Soyons saints septembre
Bienheureux Joseph Falcoz
Simple fidélité
Prêtre savoyard natif de Saint-Sorlin-d’Arves, Joseph Falcoz (1726-1792) réside à Paris lorsqu’éclate la Révolution. Après quinze ans de bons et loyaux services au séminaire de Saint-Jean-de-Maurienne, où il a excellemment préparé les jeunes au sacerdoce, il arrive à Paris. D’abord aumônier à l’hôpital de La Salpêtrière, il est à Notre-Dame-de-la-Pitié lorsque, le 10 août 1792, la monarchie s’effondre. Les ecclésiastiques qui ont refusé de prêter serment sont enfermés à l’abbaye Saint-Germain, aux Carmes ou au séminaire Saint-Firmin. Le 13 août, Joseph Falcoz est conduit à Saint-Firmin, dûment escorté et moqué par la foule. Le 3 septembre au matin, alors que les prêtres pardonnent à leurs bourreaux et s’encouragent par un dernier signe de croix, ils sont sauvagement massacrés comme leurs confrères tués la veille.

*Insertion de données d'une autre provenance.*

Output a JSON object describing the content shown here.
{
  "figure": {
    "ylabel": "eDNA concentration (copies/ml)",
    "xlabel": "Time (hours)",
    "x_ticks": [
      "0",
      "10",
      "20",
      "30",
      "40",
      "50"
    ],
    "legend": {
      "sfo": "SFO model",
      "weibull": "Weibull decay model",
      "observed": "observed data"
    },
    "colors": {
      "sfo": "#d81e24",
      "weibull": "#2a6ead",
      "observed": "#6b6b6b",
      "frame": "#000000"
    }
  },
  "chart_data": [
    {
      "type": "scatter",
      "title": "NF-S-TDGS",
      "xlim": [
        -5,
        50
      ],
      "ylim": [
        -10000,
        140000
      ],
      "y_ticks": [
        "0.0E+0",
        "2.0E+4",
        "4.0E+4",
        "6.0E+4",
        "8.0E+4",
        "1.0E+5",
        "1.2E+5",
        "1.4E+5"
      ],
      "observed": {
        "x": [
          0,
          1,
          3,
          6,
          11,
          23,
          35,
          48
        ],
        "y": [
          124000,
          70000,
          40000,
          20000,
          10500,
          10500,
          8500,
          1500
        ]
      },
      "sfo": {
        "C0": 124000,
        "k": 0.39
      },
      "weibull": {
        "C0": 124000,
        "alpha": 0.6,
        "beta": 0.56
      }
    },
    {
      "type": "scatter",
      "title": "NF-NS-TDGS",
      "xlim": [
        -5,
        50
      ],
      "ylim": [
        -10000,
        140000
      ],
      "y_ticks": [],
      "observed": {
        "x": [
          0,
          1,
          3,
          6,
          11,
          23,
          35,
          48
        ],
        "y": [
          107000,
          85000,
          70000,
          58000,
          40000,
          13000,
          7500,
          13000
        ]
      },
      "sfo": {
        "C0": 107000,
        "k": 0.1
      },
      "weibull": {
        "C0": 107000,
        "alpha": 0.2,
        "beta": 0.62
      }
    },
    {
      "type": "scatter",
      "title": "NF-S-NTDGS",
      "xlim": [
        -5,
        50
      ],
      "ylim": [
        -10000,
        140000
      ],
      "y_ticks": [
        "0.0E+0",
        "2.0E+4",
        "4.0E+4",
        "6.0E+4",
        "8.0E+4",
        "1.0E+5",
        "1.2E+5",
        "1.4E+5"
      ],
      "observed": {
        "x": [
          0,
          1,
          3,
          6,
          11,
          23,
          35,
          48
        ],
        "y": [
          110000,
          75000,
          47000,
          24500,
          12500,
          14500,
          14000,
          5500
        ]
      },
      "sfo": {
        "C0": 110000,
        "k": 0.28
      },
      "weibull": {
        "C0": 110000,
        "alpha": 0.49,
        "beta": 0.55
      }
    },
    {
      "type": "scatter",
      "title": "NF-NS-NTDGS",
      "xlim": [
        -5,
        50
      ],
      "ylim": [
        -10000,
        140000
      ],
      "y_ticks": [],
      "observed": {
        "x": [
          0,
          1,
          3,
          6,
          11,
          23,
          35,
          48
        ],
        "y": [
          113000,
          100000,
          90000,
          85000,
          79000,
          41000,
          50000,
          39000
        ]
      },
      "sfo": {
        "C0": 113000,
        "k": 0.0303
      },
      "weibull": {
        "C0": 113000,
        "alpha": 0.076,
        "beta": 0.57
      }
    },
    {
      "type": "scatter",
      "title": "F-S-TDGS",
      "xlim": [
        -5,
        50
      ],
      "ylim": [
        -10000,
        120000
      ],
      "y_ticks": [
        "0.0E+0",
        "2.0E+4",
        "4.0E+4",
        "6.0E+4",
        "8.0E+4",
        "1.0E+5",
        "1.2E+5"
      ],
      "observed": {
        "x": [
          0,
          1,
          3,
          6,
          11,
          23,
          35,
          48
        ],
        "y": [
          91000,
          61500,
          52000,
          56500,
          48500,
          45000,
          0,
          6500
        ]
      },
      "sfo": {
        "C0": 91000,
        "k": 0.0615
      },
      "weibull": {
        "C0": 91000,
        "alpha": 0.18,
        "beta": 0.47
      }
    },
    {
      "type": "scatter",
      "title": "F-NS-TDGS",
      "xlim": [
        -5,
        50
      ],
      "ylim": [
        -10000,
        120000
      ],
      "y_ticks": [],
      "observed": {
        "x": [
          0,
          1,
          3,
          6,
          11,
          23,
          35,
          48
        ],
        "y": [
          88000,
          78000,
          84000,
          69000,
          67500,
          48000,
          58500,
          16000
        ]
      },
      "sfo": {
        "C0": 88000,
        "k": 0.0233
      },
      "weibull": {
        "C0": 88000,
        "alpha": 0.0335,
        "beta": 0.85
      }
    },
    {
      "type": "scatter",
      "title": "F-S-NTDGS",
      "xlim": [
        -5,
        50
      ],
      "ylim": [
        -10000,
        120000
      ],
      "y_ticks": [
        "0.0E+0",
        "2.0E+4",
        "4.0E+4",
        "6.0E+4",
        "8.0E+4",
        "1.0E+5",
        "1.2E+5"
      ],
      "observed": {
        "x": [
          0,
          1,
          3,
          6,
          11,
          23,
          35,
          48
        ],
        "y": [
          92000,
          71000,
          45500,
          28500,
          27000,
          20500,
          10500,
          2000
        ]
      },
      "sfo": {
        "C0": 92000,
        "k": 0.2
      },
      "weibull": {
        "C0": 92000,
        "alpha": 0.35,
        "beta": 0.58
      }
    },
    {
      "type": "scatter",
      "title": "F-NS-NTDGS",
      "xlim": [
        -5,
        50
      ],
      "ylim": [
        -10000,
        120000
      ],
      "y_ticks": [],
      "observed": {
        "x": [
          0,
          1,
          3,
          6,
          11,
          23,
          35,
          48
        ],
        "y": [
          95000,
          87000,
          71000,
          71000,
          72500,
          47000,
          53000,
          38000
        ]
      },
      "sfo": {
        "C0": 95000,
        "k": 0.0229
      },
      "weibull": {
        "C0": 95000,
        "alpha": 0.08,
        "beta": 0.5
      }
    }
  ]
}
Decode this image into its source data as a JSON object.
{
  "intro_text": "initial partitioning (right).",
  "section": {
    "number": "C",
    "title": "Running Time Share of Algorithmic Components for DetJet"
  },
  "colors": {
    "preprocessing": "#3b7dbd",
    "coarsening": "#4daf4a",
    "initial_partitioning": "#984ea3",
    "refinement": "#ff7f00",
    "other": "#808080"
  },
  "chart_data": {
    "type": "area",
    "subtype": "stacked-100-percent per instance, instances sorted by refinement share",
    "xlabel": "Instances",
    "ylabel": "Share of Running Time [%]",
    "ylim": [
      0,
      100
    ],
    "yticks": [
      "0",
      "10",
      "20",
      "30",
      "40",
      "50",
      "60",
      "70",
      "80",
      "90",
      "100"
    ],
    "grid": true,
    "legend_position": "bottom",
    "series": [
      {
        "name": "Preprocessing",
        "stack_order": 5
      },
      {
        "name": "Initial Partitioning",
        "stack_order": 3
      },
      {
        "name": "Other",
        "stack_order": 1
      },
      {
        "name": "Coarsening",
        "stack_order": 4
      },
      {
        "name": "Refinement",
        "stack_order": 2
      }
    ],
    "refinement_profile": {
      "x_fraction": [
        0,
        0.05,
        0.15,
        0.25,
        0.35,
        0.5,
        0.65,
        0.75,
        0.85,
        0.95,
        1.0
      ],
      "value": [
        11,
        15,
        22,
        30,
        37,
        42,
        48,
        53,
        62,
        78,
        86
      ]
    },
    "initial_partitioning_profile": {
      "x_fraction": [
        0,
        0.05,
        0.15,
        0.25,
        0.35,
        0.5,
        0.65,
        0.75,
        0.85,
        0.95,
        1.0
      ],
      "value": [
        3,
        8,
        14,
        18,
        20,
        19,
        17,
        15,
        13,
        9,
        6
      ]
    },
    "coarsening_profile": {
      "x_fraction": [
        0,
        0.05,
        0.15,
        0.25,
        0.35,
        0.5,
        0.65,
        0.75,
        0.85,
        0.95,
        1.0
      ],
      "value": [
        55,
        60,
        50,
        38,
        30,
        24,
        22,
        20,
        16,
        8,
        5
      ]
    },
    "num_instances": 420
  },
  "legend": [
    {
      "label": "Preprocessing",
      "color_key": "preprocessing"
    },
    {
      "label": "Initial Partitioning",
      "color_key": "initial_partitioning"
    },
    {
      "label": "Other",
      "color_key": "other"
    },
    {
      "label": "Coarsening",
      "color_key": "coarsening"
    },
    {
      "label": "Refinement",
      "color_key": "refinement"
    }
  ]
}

Témoin de la sollicitude de Dieu dans sa vie de prêtre, Joseph l’a été aussi par sa mort : « Celui qui croit en moi, même s’il meurt, vivra », dit Jésus.
Temps de silence
À l’exemple du bienheureux Joseph Falcoz, n’hésitons pas à proclamer notre foi : la vie a vaincu la mort.
Ce mois-ci, à l’écoute de Mère Teresa
Sois heureux de prier. Cherche à prier et efforce-toi de prier souvent au cours de ta journée. La prière élargit notre cœur jusqu’à le rendre capable de contenir le don de Dieu, Dieu lui-même.